Cannes 2025: The President’s Cake

The President’s Cake

Cannes 2025: Directors’ Fortnight 

Director: Hasan Hadi

By Rehna Azim

If The President’s Cake isn’t a major contender for Best International Feature during awards season, I may be tempted to stage a one woman riot outside the Dolby Theatre, in Hollywood, in protest!

It is my favourite film, by some distance, from Cannes 2025.

As director Hasan Hadi said at the Q&A after the screening, some of the best films come from the simplest premise.

The premise here is as simple as it comes. A young schoolgirl has to find the ingredients to bake a birthday cake.

But from that basic premise Hadi weaves a  multi layered, lyrical tapestry of emotion, history, politics, tragicomedy and exploration of the human soul, which is as engrossing and heart wrenching as it is visually gorgeous to watch.

For the cake in question is to celebrate the birthday of Saddam Hussein, the President of Iraq in the 1990s, at a time when UN backed sanctions are crippling the Iraqi populace whose food is rationed to cruel levels; one egg per family.

The school girl is 9 year old Lamia (captivating       newcomer Banin Ahmad Nayef). Lamia, an orphan, lives with her ailing grandmother (Waheed Thabet Khreibat) in the Mesopotamian Marshes (lushly filmed in dreamlike muted blues and greys while visits to the city are filmed in a glaring, sometimes harsh light). Fighter jets fly over the sleepy marshes to remind us of the bigger political concerns that overshadow and lay siege to the small lives and modest ambitions of the population below. 

Each morning Lamia paddles a boat to school which she usually enjoys.
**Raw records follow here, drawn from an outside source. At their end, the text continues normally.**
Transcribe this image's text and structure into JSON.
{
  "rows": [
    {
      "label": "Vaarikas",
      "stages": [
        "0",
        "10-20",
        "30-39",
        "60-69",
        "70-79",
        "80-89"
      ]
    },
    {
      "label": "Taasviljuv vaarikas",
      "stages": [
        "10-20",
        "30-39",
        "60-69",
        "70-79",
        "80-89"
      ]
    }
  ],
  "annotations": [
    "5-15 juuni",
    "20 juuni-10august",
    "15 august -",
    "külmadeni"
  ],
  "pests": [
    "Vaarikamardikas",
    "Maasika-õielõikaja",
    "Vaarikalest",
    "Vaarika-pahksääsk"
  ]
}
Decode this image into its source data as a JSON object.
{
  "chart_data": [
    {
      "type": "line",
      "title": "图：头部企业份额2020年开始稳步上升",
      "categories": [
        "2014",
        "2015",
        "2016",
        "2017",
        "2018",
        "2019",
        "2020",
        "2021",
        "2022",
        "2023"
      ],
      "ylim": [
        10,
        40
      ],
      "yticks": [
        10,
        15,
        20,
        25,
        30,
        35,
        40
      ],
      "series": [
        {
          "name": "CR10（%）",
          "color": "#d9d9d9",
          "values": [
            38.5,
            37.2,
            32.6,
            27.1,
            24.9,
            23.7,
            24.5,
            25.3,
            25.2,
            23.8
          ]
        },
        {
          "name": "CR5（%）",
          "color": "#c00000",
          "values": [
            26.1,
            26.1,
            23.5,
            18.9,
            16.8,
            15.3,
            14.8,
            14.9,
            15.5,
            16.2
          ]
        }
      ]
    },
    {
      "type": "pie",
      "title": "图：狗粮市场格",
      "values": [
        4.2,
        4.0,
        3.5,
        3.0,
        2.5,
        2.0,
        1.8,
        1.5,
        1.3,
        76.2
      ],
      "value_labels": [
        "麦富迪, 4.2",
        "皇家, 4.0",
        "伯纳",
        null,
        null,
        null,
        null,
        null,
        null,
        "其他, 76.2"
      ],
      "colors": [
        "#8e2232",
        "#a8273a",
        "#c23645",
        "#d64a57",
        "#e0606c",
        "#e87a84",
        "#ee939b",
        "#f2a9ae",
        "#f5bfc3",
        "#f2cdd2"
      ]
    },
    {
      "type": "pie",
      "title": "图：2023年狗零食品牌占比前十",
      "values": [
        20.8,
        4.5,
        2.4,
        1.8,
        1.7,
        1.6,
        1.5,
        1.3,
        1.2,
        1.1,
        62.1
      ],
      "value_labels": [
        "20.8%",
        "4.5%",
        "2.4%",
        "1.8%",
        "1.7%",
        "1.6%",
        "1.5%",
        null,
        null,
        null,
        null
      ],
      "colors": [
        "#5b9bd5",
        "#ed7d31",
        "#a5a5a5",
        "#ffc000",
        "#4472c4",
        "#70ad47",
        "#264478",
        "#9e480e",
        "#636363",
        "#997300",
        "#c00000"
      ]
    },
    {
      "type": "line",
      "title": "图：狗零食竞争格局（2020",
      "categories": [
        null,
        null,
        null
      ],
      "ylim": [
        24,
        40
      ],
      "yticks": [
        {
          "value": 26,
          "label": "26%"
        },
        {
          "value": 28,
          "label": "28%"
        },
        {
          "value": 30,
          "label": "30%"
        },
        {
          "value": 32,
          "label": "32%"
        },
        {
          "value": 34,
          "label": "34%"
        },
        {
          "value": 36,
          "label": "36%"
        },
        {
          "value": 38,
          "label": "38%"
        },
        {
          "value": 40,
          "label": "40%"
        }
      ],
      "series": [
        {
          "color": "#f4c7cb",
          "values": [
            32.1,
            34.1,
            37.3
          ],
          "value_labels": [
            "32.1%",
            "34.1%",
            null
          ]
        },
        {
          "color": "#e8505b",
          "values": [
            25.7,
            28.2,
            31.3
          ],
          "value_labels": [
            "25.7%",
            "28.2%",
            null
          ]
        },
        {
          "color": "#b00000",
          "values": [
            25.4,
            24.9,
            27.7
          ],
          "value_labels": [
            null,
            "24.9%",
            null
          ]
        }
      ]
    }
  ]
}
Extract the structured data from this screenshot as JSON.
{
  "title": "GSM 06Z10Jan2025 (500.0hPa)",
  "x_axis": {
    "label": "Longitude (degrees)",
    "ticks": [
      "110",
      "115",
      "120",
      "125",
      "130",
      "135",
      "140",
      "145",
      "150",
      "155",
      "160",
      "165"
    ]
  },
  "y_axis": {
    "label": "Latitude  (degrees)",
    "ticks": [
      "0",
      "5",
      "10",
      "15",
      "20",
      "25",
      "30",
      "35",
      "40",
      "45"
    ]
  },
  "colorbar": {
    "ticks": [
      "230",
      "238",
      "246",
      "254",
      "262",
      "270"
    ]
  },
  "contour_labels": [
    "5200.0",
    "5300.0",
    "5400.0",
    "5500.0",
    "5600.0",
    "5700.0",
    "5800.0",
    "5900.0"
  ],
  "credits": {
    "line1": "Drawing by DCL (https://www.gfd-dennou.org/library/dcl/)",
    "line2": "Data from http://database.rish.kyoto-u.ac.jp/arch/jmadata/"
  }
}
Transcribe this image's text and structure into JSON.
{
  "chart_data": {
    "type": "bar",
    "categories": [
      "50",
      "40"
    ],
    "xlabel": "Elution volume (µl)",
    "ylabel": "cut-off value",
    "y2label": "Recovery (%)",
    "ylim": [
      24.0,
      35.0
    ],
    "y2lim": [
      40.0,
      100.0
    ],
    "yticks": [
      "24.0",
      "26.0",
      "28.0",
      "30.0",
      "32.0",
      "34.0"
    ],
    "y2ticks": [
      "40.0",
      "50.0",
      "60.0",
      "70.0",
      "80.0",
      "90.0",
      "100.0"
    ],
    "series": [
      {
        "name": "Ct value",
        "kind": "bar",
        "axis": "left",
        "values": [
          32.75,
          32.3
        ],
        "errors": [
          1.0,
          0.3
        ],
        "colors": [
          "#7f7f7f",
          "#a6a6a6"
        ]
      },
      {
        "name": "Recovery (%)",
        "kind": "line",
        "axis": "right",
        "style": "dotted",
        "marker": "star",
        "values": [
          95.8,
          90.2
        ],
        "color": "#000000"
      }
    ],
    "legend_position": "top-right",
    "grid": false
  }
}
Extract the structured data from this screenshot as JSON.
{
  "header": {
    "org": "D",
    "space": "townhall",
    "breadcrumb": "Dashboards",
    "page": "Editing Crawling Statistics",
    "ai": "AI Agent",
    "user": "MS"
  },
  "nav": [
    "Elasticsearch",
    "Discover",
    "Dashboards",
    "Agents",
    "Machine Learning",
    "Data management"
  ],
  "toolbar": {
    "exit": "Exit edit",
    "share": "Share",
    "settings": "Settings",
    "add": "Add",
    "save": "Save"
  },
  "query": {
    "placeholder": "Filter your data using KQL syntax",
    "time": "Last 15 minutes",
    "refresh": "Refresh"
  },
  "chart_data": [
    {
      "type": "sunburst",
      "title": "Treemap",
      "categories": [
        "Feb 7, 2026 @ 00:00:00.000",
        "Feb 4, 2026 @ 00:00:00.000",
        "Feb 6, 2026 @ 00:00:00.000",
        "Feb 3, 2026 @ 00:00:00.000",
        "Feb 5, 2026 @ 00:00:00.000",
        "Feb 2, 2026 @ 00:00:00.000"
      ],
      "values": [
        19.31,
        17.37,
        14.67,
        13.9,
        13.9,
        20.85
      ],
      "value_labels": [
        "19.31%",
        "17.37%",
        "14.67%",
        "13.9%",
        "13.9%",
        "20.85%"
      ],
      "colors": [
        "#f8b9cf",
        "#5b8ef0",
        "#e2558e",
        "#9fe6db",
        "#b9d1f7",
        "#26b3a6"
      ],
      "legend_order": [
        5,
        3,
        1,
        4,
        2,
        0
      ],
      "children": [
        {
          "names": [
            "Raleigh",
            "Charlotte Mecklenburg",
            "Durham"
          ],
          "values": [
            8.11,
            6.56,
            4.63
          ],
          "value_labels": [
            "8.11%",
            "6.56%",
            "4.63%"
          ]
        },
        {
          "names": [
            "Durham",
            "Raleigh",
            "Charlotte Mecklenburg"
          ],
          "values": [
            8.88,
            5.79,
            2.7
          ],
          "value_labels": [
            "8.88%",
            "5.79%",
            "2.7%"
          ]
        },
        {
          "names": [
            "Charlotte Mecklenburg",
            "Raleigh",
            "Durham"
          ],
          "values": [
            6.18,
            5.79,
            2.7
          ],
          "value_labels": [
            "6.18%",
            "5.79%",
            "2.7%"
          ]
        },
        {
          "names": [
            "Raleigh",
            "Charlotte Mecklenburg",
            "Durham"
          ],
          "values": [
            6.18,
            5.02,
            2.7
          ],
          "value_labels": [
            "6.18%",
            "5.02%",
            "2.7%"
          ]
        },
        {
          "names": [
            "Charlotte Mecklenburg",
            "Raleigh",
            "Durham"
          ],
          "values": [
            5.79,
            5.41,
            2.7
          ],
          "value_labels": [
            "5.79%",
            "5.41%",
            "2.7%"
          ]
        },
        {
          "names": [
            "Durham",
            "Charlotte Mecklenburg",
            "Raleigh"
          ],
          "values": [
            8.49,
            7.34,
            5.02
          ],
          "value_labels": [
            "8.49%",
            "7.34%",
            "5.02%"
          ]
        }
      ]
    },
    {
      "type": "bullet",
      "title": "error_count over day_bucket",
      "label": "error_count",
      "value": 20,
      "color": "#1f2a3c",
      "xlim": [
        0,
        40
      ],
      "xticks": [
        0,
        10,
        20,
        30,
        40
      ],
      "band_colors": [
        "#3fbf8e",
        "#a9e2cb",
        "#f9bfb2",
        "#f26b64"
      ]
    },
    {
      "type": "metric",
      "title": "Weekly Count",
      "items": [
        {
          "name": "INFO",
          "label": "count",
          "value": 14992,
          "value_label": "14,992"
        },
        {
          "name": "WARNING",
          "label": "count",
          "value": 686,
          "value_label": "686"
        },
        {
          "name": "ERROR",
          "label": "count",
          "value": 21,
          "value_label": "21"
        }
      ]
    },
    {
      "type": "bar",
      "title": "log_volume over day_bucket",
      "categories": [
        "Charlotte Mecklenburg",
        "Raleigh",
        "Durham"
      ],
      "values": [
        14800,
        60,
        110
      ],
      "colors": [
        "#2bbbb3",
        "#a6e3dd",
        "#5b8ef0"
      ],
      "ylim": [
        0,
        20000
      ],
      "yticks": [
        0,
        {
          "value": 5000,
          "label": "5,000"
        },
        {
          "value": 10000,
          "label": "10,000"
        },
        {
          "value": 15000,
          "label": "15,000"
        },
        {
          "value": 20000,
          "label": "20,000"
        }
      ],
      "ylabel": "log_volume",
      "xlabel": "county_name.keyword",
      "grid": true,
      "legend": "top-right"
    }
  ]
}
But on this day, the teacher, an ex soldier, is to draw lots to decide what food each child is to bring to the school ‘party’ to celebrate the birthday of the man whose portraits adorn every public space and to whom the children robustly pledge allegiance each morning. Lamia is terrified her name will be drawn for a task she has no financial means to complete. 

Her worst fears are confirmed when the crumpled piece of paper bearing her name is picked from the box, by the teacher who tells her to bake the best cake and fill it with cream.

Not complying with the ‘request’ is not an option. The threat of being reported to the authorities and her family publicly humiliated lies ominously heavy in the air.

With her beloved rooster, Hindi, in her arms, a head full of panic and empty pockets, Lamia sets about trying to find a way to gather the ingredients she needs. 

She confides her worries to her friend Saeed (Sajad Mohamad Qasem), who has been tasked with bringing fruit to the celebration. He boasts of being taken to the city by his cripple father and going to the amusement park where you can ride a dragon to the sky but he is as impoverished as Lamia and doesn’t know how he will get the fruit that will be his offering. 

When her grandmother takes Lamia to the city, with a desperate plan to ensure a decent future for her after she, the grandmother, is gone, the distraught girl runs away, in fear. 

Thus begins a journey in which Lamia, Hindi and Saeed, who she encounters in the city, come face to face with the kindnesses, cruelties, petty bureaucracies, corruption, exploitation and challenges of a society that is both rotting from  and surviving the traumas inflicted upon it. 

Hadi has an eye for the smallest detail and his recreation of 1990s Iraq is meticulous despite the logistical challenges he encountered making the film because so much of what he wanted to depict no longer exists. “The 90s demolished the cultural identity of Iraq.” 

He was determined to film on location even though the money men advised him to film outside the country.

He also used non actors which was a difficult sell too. 

Despite the ever present image of the President, Hadi insists the film is not political. “It’s the first film made about this era in Iraq and it’s an important piece of modern history but the film is from the children’s perspective, it’s not political. There are no sides taken. It’s for the audience to make their own judgements.”

Hasan Hadi

With Nightbitch director Marielle Heller and Oscar-winning screenwriter Eric Roth (Forrest Gump) as executive producers, this is the little film that might surprise in the coming months. It has already won the Directors’ Fortnight People’s Choice Award at Cannes. This honour, hopefully, is a harbinger of bigger things to come.